The Weather Channel forecasts a 30% chance of rain tomorrow – and it absolutely pours. Was the Weather Channel’s prediction wrong?

To quote the prophet Andre 3000, “you can plan a pretty picnic – but you can’t predict the weather.” Of course they got it wrong, weathermen are morons!

Based on his career batting average of .305, a fan predicts that there is a ~70% chance Mike Trout will fail to get a hit in an at-bat. Of course, Trout goes 9-for-13 the next weekend. Was the fan’s prediction wrong?

Let me explain something to you, poindexter. Baseball isn’t a math problem. Hitters have hot stretches every once in a while, but that .305 batting average is about right.

Nate Silver’s FiveThirtyEight model predicts there is, approximately, a 30% chance that Donald Trump will win the Presidency. Well… you know how it went down. Was Silver’s prediction wrong?

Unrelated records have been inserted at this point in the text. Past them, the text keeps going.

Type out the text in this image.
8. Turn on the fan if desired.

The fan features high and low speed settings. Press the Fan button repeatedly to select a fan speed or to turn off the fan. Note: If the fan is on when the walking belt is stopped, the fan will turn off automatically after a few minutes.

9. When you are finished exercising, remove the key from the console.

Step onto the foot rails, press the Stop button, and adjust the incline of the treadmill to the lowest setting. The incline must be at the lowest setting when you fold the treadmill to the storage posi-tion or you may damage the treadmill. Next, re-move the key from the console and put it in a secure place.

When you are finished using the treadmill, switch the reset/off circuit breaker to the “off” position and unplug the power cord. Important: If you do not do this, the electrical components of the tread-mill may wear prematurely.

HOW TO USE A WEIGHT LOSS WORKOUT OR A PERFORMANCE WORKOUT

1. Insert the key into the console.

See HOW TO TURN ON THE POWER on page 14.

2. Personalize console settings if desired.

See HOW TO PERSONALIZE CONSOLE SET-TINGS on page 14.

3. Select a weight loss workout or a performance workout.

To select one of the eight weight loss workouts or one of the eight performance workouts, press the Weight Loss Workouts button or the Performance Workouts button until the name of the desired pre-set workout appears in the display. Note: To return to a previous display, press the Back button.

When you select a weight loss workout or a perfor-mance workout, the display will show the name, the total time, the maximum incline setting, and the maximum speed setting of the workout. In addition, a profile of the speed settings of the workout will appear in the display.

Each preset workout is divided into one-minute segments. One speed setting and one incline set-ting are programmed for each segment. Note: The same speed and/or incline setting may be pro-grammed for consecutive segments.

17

THE POLLS! BURN THE POLLS! YOU CAN’T TRUST THE NUMBERS!

Congratulations, hypothetical strawman – you suck at probability! Unfortunately, our italicized imaginary friend is not alone. Too many of us fail to understand that any good prediction is tied to a probability, and that any one outcome doesn’t necessarily make a prediction right or wrong.